One-Stage Top-$k$ Learning-to-Defer: Score-Based Surrogates with Theoretical Guarantees
This work addresses the limitation of existing one-stage deferral methods that only defer to a single expert, offering a more flexible and efficient approach for machine learning systems that rely on external entities, though it is incremental in extending prior score-based methods.
The paper tackles the problem of learning to defer predictions to multiple experts or entities in a single stage, introducing a framework that jointly optimizes prediction and deferral across k entities with a cost-sensitive loss and convex surrogate. It shows that this method outperforms Top-1 deferral on datasets like CIFAR-10 and SVHN, with Top-k(x) achieving better accuracy-cost trade-offs by adapting to input complexity.

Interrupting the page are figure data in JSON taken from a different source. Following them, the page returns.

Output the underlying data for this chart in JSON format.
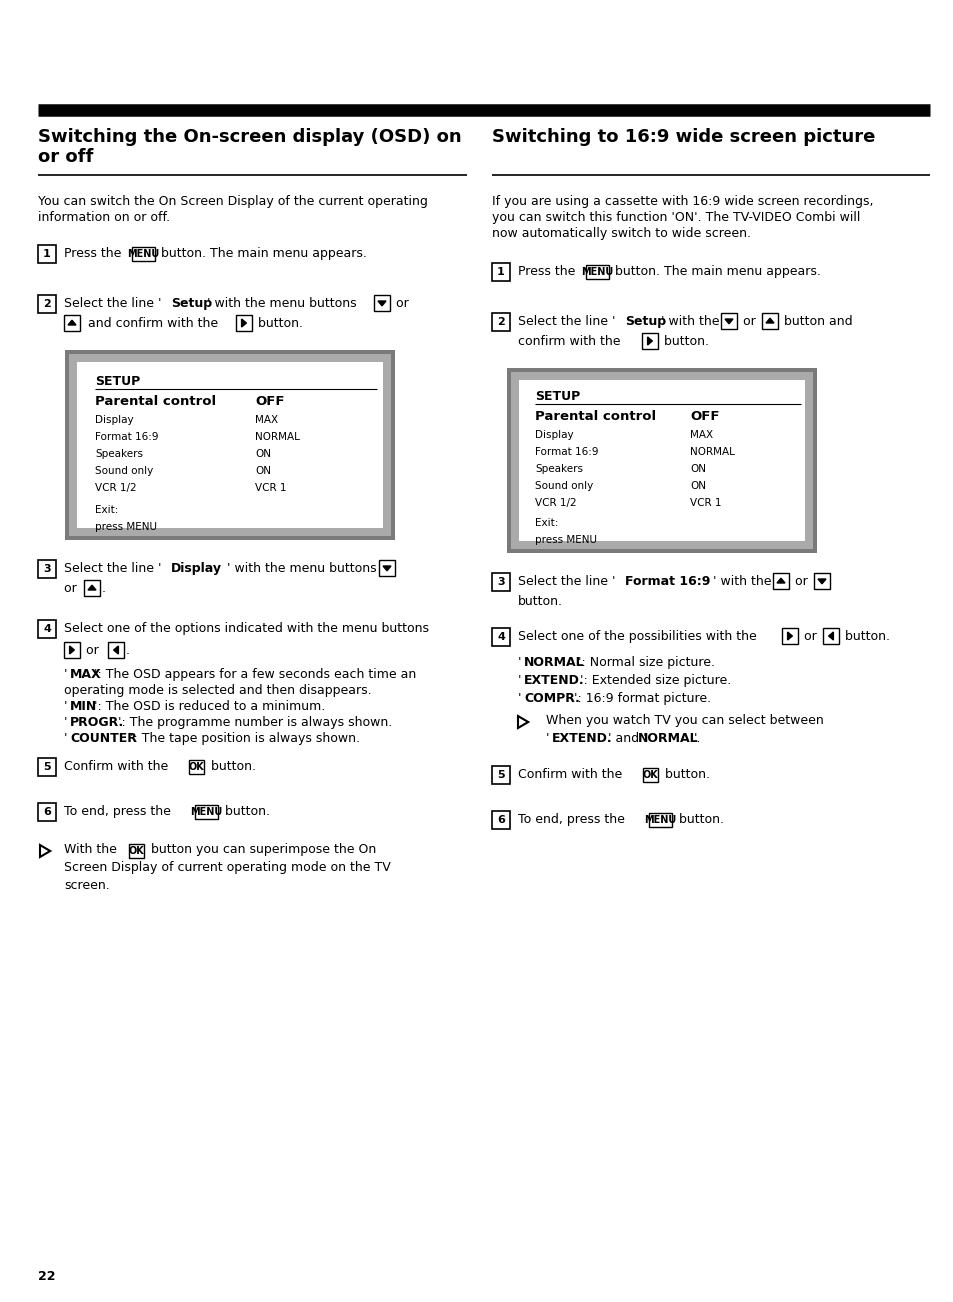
{
  "page_bg": "#ffffff",
  "section1_title_line1": "Switching the On-screen display (OSD) on",
  "section1_title_line2": "or off",
  "section2_title": "Switching to 16:9 wide screen picture",
  "page_number": "22",
  "screen_items": [
    [
      "Display",
      "MAX"
    ],
    [
      "Format 16:9",
      "NORMAL"
    ],
    [
      "Speakers",
      "ON"
    ],
    [
      "Sound only",
      "ON"
    ],
    [
      "VCR 1/2",
      "VCR 1"
    ]
  ]
}
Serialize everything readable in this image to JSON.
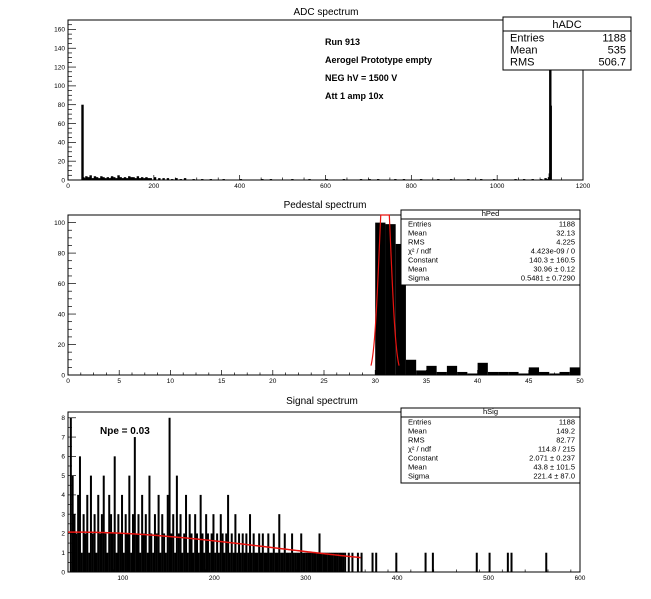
{
  "chart_data": [
    {
      "type": "bar",
      "title": "ADC spectrum",
      "xlim": [
        0,
        1200
      ],
      "ylim": [
        0,
        170
      ],
      "xticks": [
        0,
        200,
        400,
        600,
        800,
        1000,
        1200
      ],
      "yticks": [
        0,
        20,
        40,
        60,
        80,
        100,
        120,
        140,
        160
      ],
      "annotations": [
        "Run  913",
        "Aerogel Prototype empty",
        "NEG hV = 1500 V",
        "Att 1 amp 10x"
      ],
      "stats": {
        "name": "hADC",
        "rows": [
          [
            "Entries",
            "1188"
          ],
          [
            "Mean",
            "535"
          ],
          [
            "RMS",
            "506.7"
          ]
        ]
      },
      "bins": [
        [
          31,
          80
        ],
        [
          33,
          3
        ],
        [
          35,
          2
        ],
        [
          40,
          4
        ],
        [
          45,
          3
        ],
        [
          50,
          5
        ],
        [
          55,
          2
        ],
        [
          60,
          4
        ],
        [
          65,
          3
        ],
        [
          70,
          2
        ],
        [
          75,
          4
        ],
        [
          80,
          3
        ],
        [
          85,
          2
        ],
        [
          90,
          3
        ],
        [
          95,
          2
        ],
        [
          100,
          4
        ],
        [
          105,
          3
        ],
        [
          110,
          2
        ],
        [
          115,
          5
        ],
        [
          120,
          3
        ],
        [
          125,
          2
        ],
        [
          130,
          3
        ],
        [
          135,
          2
        ],
        [
          140,
          4
        ],
        [
          145,
          3
        ],
        [
          150,
          3
        ],
        [
          155,
          2
        ],
        [
          160,
          4
        ],
        [
          165,
          2
        ],
        [
          170,
          3
        ],
        [
          175,
          2
        ],
        [
          180,
          3
        ],
        [
          185,
          2
        ],
        [
          190,
          2
        ],
        [
          200,
          3
        ],
        [
          210,
          2
        ],
        [
          220,
          2
        ],
        [
          230,
          2
        ],
        [
          240,
          1
        ],
        [
          250,
          2
        ],
        [
          260,
          1
        ],
        [
          270,
          2
        ],
        [
          290,
          1
        ],
        [
          310,
          1
        ],
        [
          330,
          1
        ],
        [
          360,
          1
        ],
        [
          400,
          1
        ],
        [
          450,
          1
        ],
        [
          470,
          1
        ],
        [
          520,
          1
        ],
        [
          560,
          1
        ],
        [
          600,
          1
        ],
        [
          640,
          1
        ],
        [
          680,
          1
        ],
        [
          700,
          1
        ],
        [
          720,
          1
        ],
        [
          760,
          1
        ],
        [
          780,
          1
        ],
        [
          820,
          1
        ],
        [
          860,
          1
        ],
        [
          890,
          1
        ],
        [
          930,
          1
        ],
        [
          960,
          1
        ],
        [
          990,
          1
        ],
        [
          1040,
          1
        ],
        [
          1060,
          1
        ],
        [
          1080,
          1
        ],
        [
          1100,
          1
        ],
        [
          1110,
          2
        ],
        [
          1115,
          1
        ],
        [
          1118,
          3
        ],
        [
          1120,
          7
        ],
        [
          1121,
          123
        ],
        [
          1122,
          79
        ]
      ]
    },
    {
      "type": "bar",
      "title": "Pedestal spectrum",
      "xlim": [
        0,
        50
      ],
      "ylim": [
        0,
        105
      ],
      "xticks": [
        0,
        5,
        10,
        15,
        20,
        25,
        30,
        35,
        40,
        45,
        50
      ],
      "yticks": [
        0,
        20,
        40,
        60,
        80,
        100
      ],
      "stats": {
        "name": "hPed",
        "rows": [
          [
            "Entries",
            "1188"
          ],
          [
            "Mean",
            "32.13"
          ],
          [
            "RMS",
            "4.225"
          ],
          [
            "χ² / ndf",
            "4.423e-09 / 0"
          ],
          [
            "Constant",
            "140.3 ± 160.5"
          ],
          [
            "Mean",
            "30.96 ± 0.12"
          ],
          [
            "Sigma",
            "0.5481 ± 0.7290"
          ]
        ]
      },
      "bins": [
        [
          30,
          100
        ],
        [
          31,
          99
        ],
        [
          32,
          86
        ],
        [
          33,
          10
        ],
        [
          34,
          3
        ],
        [
          35,
          6
        ],
        [
          36,
          2
        ],
        [
          37,
          6
        ],
        [
          38,
          2
        ],
        [
          39,
          1
        ],
        [
          40,
          8
        ],
        [
          41,
          2
        ],
        [
          42,
          2
        ],
        [
          43,
          2
        ],
        [
          44,
          1
        ],
        [
          45,
          5
        ],
        [
          46,
          2
        ],
        [
          47,
          1
        ],
        [
          48,
          2
        ],
        [
          49,
          5
        ]
      ],
      "fit": {
        "type": "gauss",
        "constant": 140.3,
        "mean": 30.96,
        "sigma": 0.5481,
        "color": "#e8130f"
      }
    },
    {
      "type": "bar",
      "title": "Signal spectrum",
      "xlim": [
        40,
        600
      ],
      "ylim": [
        0,
        8.3
      ],
      "xticks": [
        100,
        200,
        300,
        400,
        500,
        600
      ],
      "yticks": [
        0,
        1,
        2,
        3,
        4,
        5,
        6,
        7,
        8
      ],
      "annotations": [
        "Npe = 0.03"
      ],
      "stats": {
        "name": "hSig",
        "rows": [
          [
            "Entries",
            "1188"
          ],
          [
            "Mean",
            "149.2"
          ],
          [
            "RMS",
            "82.77"
          ],
          [
            "χ² / ndf",
            "114.8 / 215"
          ],
          [
            "Constant",
            "2.071 ± 0.237"
          ],
          [
            "Mean",
            "43.8 ± 101.5"
          ],
          [
            "Sigma",
            "221.4 ± 87.0"
          ]
        ]
      },
      "bins": [
        [
          42,
          8
        ],
        [
          44,
          5
        ],
        [
          46,
          3
        ],
        [
          48,
          2
        ],
        [
          50,
          4
        ],
        [
          52,
          6
        ],
        [
          54,
          1
        ],
        [
          56,
          3
        ],
        [
          58,
          2
        ],
        [
          60,
          4
        ],
        [
          62,
          1
        ],
        [
          64,
          5
        ],
        [
          66,
          2
        ],
        [
          68,
          3
        ],
        [
          70,
          1
        ],
        [
          72,
          4
        ],
        [
          74,
          2
        ],
        [
          76,
          3
        ],
        [
          78,
          5
        ],
        [
          80,
          2
        ],
        [
          82,
          1
        ],
        [
          84,
          4
        ],
        [
          86,
          3
        ],
        [
          88,
          2
        ],
        [
          90,
          6
        ],
        [
          92,
          1
        ],
        [
          94,
          3
        ],
        [
          96,
          2
        ],
        [
          98,
          4
        ],
        [
          100,
          1
        ],
        [
          102,
          3
        ],
        [
          104,
          2
        ],
        [
          106,
          5
        ],
        [
          108,
          1
        ],
        [
          110,
          3
        ],
        [
          112,
          7
        ],
        [
          114,
          2
        ],
        [
          116,
          3
        ],
        [
          118,
          1
        ],
        [
          120,
          4
        ],
        [
          122,
          2
        ],
        [
          124,
          3
        ],
        [
          126,
          1
        ],
        [
          128,
          5
        ],
        [
          130,
          2
        ],
        [
          132,
          1
        ],
        [
          134,
          3
        ],
        [
          136,
          2
        ],
        [
          138,
          4
        ],
        [
          140,
          1
        ],
        [
          142,
          3
        ],
        [
          144,
          2
        ],
        [
          146,
          1
        ],
        [
          148,
          4
        ],
        [
          150,
          8
        ],
        [
          152,
          2
        ],
        [
          154,
          3
        ],
        [
          156,
          1
        ],
        [
          158,
          5
        ],
        [
          160,
          2
        ],
        [
          162,
          3
        ],
        [
          164,
          1
        ],
        [
          166,
          2
        ],
        [
          168,
          4
        ],
        [
          170,
          1
        ],
        [
          172,
          3
        ],
        [
          174,
          2
        ],
        [
          176,
          1
        ],
        [
          178,
          3
        ],
        [
          180,
          2
        ],
        [
          182,
          1
        ],
        [
          184,
          4
        ],
        [
          186,
          2
        ],
        [
          188,
          1
        ],
        [
          190,
          3
        ],
        [
          192,
          2
        ],
        [
          194,
          1
        ],
        [
          196,
          2
        ],
        [
          198,
          3
        ],
        [
          200,
          1
        ],
        [
          202,
          2
        ],
        [
          204,
          1
        ],
        [
          206,
          3
        ],
        [
          208,
          2
        ],
        [
          210,
          1
        ],
        [
          212,
          2
        ],
        [
          214,
          4
        ],
        [
          216,
          1
        ],
        [
          218,
          2
        ],
        [
          220,
          1
        ],
        [
          222,
          3
        ],
        [
          224,
          1
        ],
        [
          226,
          2
        ],
        [
          228,
          1
        ],
        [
          230,
          2
        ],
        [
          232,
          1
        ],
        [
          234,
          2
        ],
        [
          236,
          1
        ],
        [
          238,
          3
        ],
        [
          240,
          1
        ],
        [
          242,
          2
        ],
        [
          244,
          1
        ],
        [
          246,
          1
        ],
        [
          248,
          2
        ],
        [
          250,
          1
        ],
        [
          252,
          2
        ],
        [
          254,
          1
        ],
        [
          256,
          1
        ],
        [
          258,
          2
        ],
        [
          260,
          1
        ],
        [
          262,
          1
        ],
        [
          264,
          2
        ],
        [
          266,
          1
        ],
        [
          268,
          1
        ],
        [
          270,
          3
        ],
        [
          272,
          1
        ],
        [
          274,
          1
        ],
        [
          276,
          2
        ],
        [
          278,
          1
        ],
        [
          280,
          1
        ],
        [
          282,
          1
        ],
        [
          284,
          2
        ],
        [
          286,
          1
        ],
        [
          288,
          1
        ],
        [
          290,
          1
        ],
        [
          292,
          1
        ],
        [
          294,
          2
        ],
        [
          296,
          1
        ],
        [
          298,
          1
        ],
        [
          300,
          1
        ],
        [
          302,
          1
        ],
        [
          304,
          1
        ],
        [
          306,
          1
        ],
        [
          308,
          1
        ],
        [
          310,
          1
        ],
        [
          312,
          1
        ],
        [
          314,
          2
        ],
        [
          316,
          1
        ],
        [
          318,
          1
        ],
        [
          320,
          1
        ],
        [
          322,
          1
        ],
        [
          324,
          1
        ],
        [
          326,
          1
        ],
        [
          328,
          1
        ],
        [
          330,
          1
        ],
        [
          332,
          1
        ],
        [
          334,
          1
        ],
        [
          336,
          1
        ],
        [
          338,
          1
        ],
        [
          340,
          1
        ],
        [
          342,
          1
        ],
        [
          346,
          1
        ],
        [
          350,
          1
        ],
        [
          356,
          1
        ],
        [
          360,
          1
        ],
        [
          372,
          1
        ],
        [
          376,
          1
        ],
        [
          398,
          1
        ],
        [
          430,
          1
        ],
        [
          438,
          1
        ],
        [
          486,
          1
        ],
        [
          500,
          1
        ],
        [
          520,
          1
        ],
        [
          524,
          1
        ],
        [
          562,
          1
        ]
      ],
      "fit": {
        "type": "gauss",
        "constant": 2.071,
        "mean": 43.8,
        "sigma": 221.4,
        "range": [
          40,
          360
        ],
        "color": "#e8130f"
      }
    }
  ]
}
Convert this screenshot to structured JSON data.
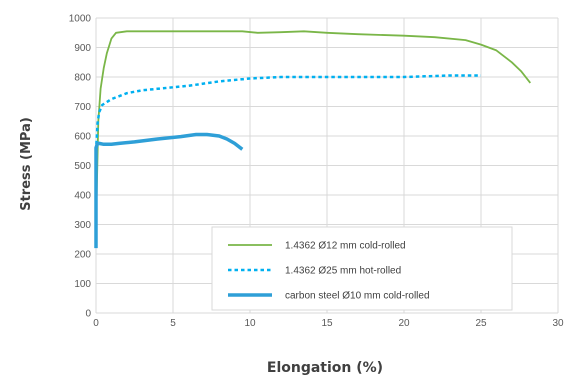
{
  "chart_data": {
    "type": "line",
    "title": "",
    "xlabel": "Elongation (%)",
    "ylabel": "Stress (MPa)",
    "xlim": [
      0,
      30
    ],
    "ylim": [
      0,
      1000
    ],
    "xticks": [
      0,
      5,
      10,
      15,
      20,
      25,
      30
    ],
    "yticks": [
      0,
      100,
      200,
      300,
      400,
      500,
      600,
      700,
      800,
      900,
      1000
    ],
    "grid": true,
    "legend_position": "bottom-right",
    "series": [
      {
        "name": "1.4362 Ø12 mm cold-rolled",
        "color": "#7ab648",
        "style": "solid",
        "x": [
          0,
          0.15,
          0.3,
          0.5,
          0.7,
          1.0,
          1.3,
          2,
          4,
          6,
          8,
          9.5,
          10.5,
          12,
          13.5,
          15,
          17,
          20,
          22,
          24,
          25,
          26,
          27,
          27.6,
          28.2
        ],
        "y": [
          300,
          650,
          760,
          830,
          880,
          930,
          950,
          955,
          955,
          955,
          955,
          955,
          950,
          952,
          955,
          950,
          945,
          940,
          935,
          925,
          910,
          890,
          850,
          820,
          780
        ]
      },
      {
        "name": "1.4362 Ø25 mm hot-rolled",
        "color": "#00b0f0",
        "style": "dotted",
        "x": [
          0,
          0.1,
          0.2,
          0.4,
          0.7,
          1.0,
          1.5,
          2,
          3,
          4,
          6,
          8,
          10,
          12,
          15,
          18,
          20,
          23,
          25
        ],
        "y": [
          550,
          640,
          680,
          705,
          715,
          725,
          735,
          745,
          755,
          760,
          770,
          785,
          795,
          800,
          800,
          800,
          800,
          805,
          805
        ]
      },
      {
        "name": "carbon steel Ø10 mm cold-rolled",
        "color": "#2e9fd7",
        "style": "solid-thick",
        "x": [
          0,
          0,
          0.1,
          0.2,
          0.5,
          1.0,
          1.5,
          2.5,
          4,
          5.5,
          6.5,
          7.2,
          8,
          8.5,
          9,
          9.5
        ],
        "y": [
          220,
          560,
          575,
          575,
          572,
          572,
          575,
          580,
          590,
          598,
          605,
          605,
          600,
          590,
          575,
          555
        ]
      }
    ]
  }
}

We introduce the first one-stage Top-$k$ Learning-to-Defer framework, which unifies prediction and deferral by learning a shared score-based model that selects the $k$ most cost-effective entities-labels or experts-per input. While existing one-stage L2D methods are limited to deferring to a single expert, our approach jointly optimizes prediction and deferral across multiple entities through a single end-to-end objective. We define a cost-sensitive loss and derive a novel convex surrogate that is independent of the cardinality parameter $k$, enabling generalization across Top-$k$ regimes without retraining. Our formulation recovers the Top-1 deferral policy of prior score-based methods as a special case, and we prove that our surrogate is both Bayes-consistent and $\mathcal{H}$-consistent under mild assumptions. We further introduce an adaptive variant, Top-$k(x)$, which dynamically selects the number of consulted entities per input to balance predictive accuracy and consultation cost. Experiments on CIFAR-10 and SVHN confirm that our one-stage Top-$k$ method strictly outperforms Top-1 deferral, while Top-$k(x)$ achieves superior accuracy-cost trade-offs by tailoring allocations to input complexity.